Molecular docking based screening of G6PS with 1, 5 Benzothiazepine derivates for a potential inhibitor.

Glucosamine-6-phosphate synthase (G6PS) (EC 2.6.1.16) is a known target for anti-bacterial and anti-fungal infections. Therefore, it is of interest to design potential inhibitors using 1, 5 benzo-thiazepine skeleton with appropriate modifications. We report the binding data for 20 derivatives of the skeleton molecule to G6PS having binding energy from -7.35 to -9.99 Kcal/mol with predicted IC50 value range of 4.11 to 47.68 nano-molar. It should be noted that this data should be further evaluated using in vitro and in vivo studies for safety, activity, efficacy and toxicity.

Background

L-Glutamine: d-fructose-6-phosphate amido-transferase, also known as glucosamine-6-phosphate synthase (GlcN6P synthase) [1], Glucosamine-6-phosphate synthase (L-glutamine: D-fructose-6-phosphate amino-transferase (GlmS, 1 EC 2.6.1.16)) catalyzes the first step in hexos-amine biosynthesis, an important constituent of the peptido-glycan layer of bacterial cell walls and fungal cell wall chitin [2]. Purification, partial biochemical and dynamics characterization of glucosamine-6- phosphate synthase was reported by Gonzalez et al. [3] and Mouilleron et al. [4] and its ability to act as antifungal drug target has been evaluated using modeling and structure based drug design by Wojciechowski et al. [5], whereas its catalytic function was described by Durand et al. [6]. Role of GlcN6P synthase in bacteria, eukaryotic organisms, glucose metabolism related to diabetes, cancer, inflammation and ulcer has been reviewed elsewhere [7] and hence, its potential as an antifungal target is known.

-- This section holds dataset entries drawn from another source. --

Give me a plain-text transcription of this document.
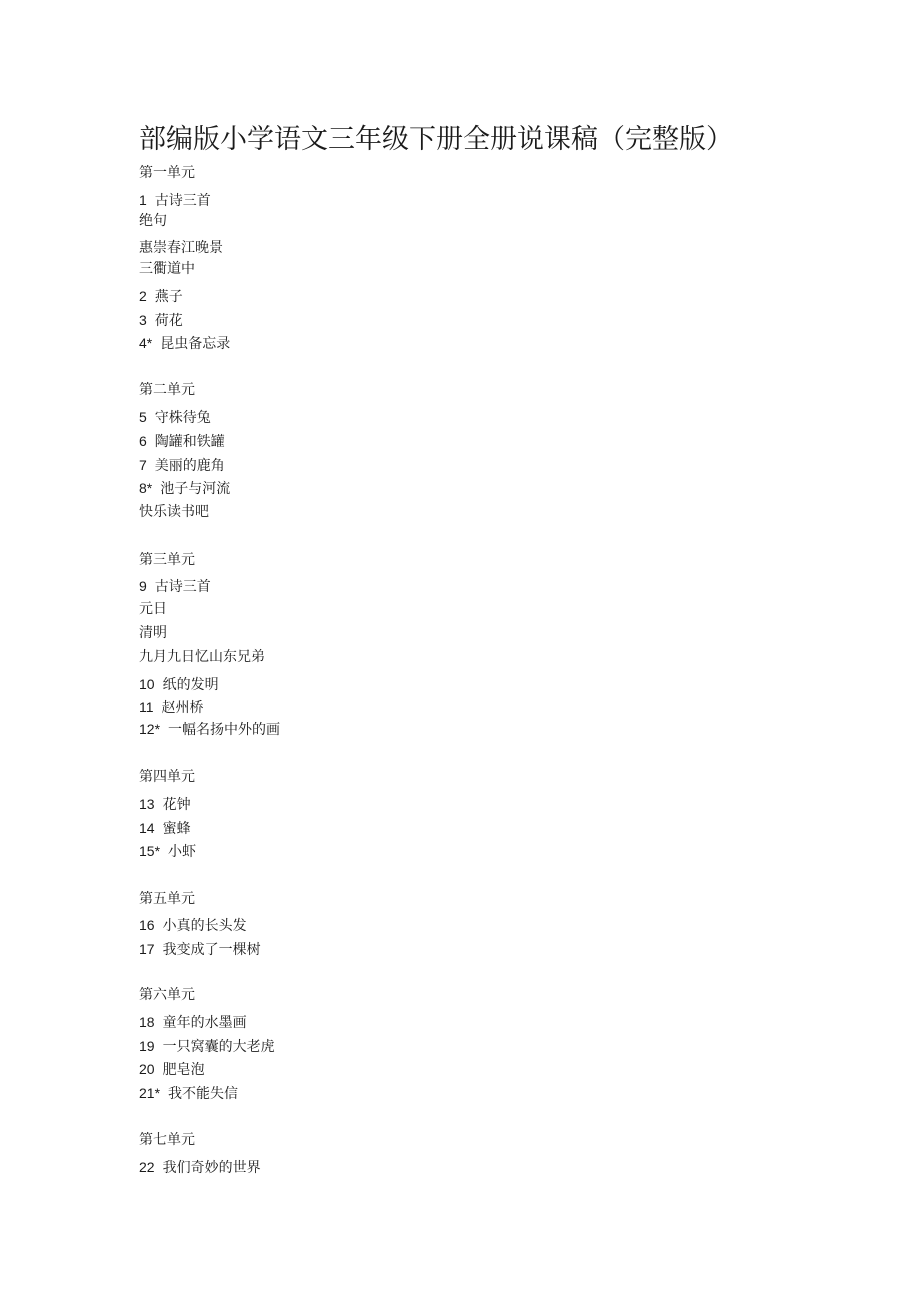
部编版小学语文三年级下册全册说课稿（完整版）
第一单元
1 古诗三首
绝句
惠崇春江晚景
三衢道中
2 燕子
3 荷花
4* 昆虫备忘录
第二单元
5 守株待兔
6 陶罐和铁罐
7 美丽的鹿角
8* 池子与河流
快乐读书吧
第三单元
9 古诗三首
元日
清明
九月九日忆山东兄弟
10 纸的发明
11 赵州桥
12* 一幅名扬中外的画
第四单元
13 花钟
14 蜜蜂
15* 小虾
第五单元
16 小真的长头发
17 我变成了一棵树
第六单元
18 童年的水墨画
19 一只窝囊的大老虎
20 肥皂泡
21* 我不能失信
第七单元
22 我们奇妙的世界
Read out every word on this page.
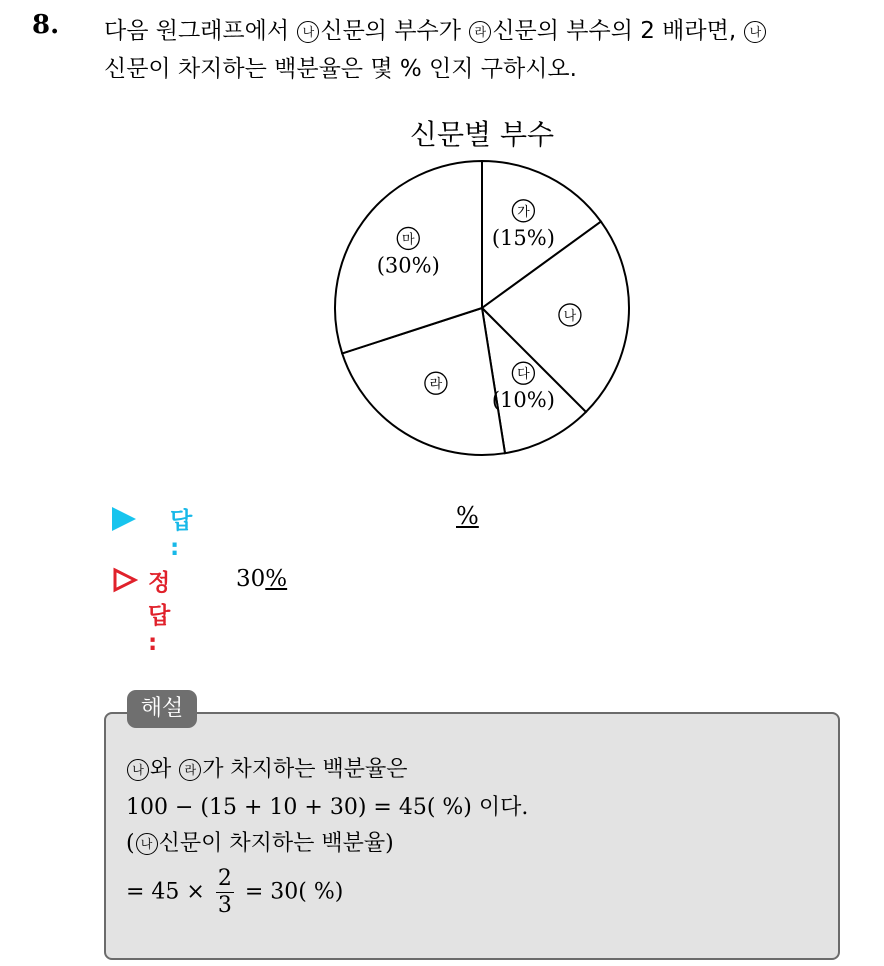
8. 다음 원그래프에서 나 신문의 부수가 라 신문의 부수의 2 배라면, 나
신문이 차지하는 백분율은 몇 % 인지 구하시오.
신문별 부수
가
(15%)
나
다
(10%)
라
마
(30%)
답 :
%
정답 :
30%
해설
나 와 라 가 차지하는 백분율은
100 − (15 + 10 + 30) = 45( %) 이다.
( 나 신문이 차지하는 백분율)
= $45 \times \frac{2}{3} = 30$( %)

On the other hand, 1,5 benzo-thiazepines nucleus having prominent activities against microbes is known [8-10]. A recent pharmaco-phore based studies by Bariwal et al. [11] elucidated the potential of 1,5 benzo-thiazepine based compounds as promising drug like molecules. Recently, Banerjee et al. [12-13] has demonstrated the use of peptide inhibitors for GlcN6P. Miszkiel et al. [14] performed long-range molecular dynamics simulation for understanding the molecular function of eukaryotic G6PS. Therefore, it is of interest todesign potential inhibitors using 1, 5 benzo-thiazepine skeleton withappropriate modifications.

Methodology

Software and programs:

Accelry׳s Discovery studio version 4.0 [15] is utilized to visualize the ligand structures, receptors and hydrogenbonding networks. It is also used to render images. Chemsktech was used to draw the ligand compounds. Autodock 4.0 [16] is the primary docking program used for the semi-flexible docking studies. Preparation of the ligands and protein receptors in pdbqt file and determination of the grid box size were carried out using Autodock Tools version 1.5.6. Protocol used for performing protein and ligand preparation along with docking studies is described elsewhere [17-19].

Results & Discussion

We have performed the molecular docking studies for twenty compounds with the active binding site of G6PS protein target is completed. The binding energies involved in the protein ligand complex formation is determined. The molecular atomic level of interactions responsible for the target specific binding affinity of the compounds towards G6PS is extracted (Table 1 see supplementary material). The twenty compounds have shown the successful docking inside the active site of G6PS with a binding energy of -7.35 to -9.99 Kcal/mol with predicted IC50 value range of 4.11 micro molar to 47.68 nano molar. We compared the predicted docking data with known G6PS inhibitors such Streptomycin and Glucose-6-phosphate having binding energy of -5.72 and -5.9 Kcal/mol, respectively. Moreover, some other known synthesized compound also show potential antimicrobial activity targeting G6PS with a binding energy range of -4.37 to -9.75 kcal/mol Table 1 (see supplementary material) [20-24]. Compound 9 with binding energy -9.99 Kcal/mol and predicted IC50 value of 47.68 nano molar Table 2 (see supplementary material) for G6PS is found interesting when compared to known compounds. The pi-pi and pi-cationic stacking with Trp74 and His97 residues respectively in this complex is shown in Figure 1.

Figure 1

Docking snapshot of the G6PS in complex with compound 9 (4-(2,4-difluorophenyl)-2-(4-nitrophenyl)-2,3-dihydro-1, 5- benzothiazepine) is shown (a) protein-ligand complex represented in ribbon and stick, respectively; (b) showing binding pocket for the ligand fit with G6PS; (c) 2D representation of the molecular interaction; and (d) 3D representation of the molecular interactions.

Conclusion

G6PS is a known target for anti-bacterial and anti-fungal infections. We present the binding data for 1, 5 Benzothiazepine derivatives with G6PS in this report. This data should be further evaluated using in vitro and in vivo studies for safety, activity, efficacy and toxicity.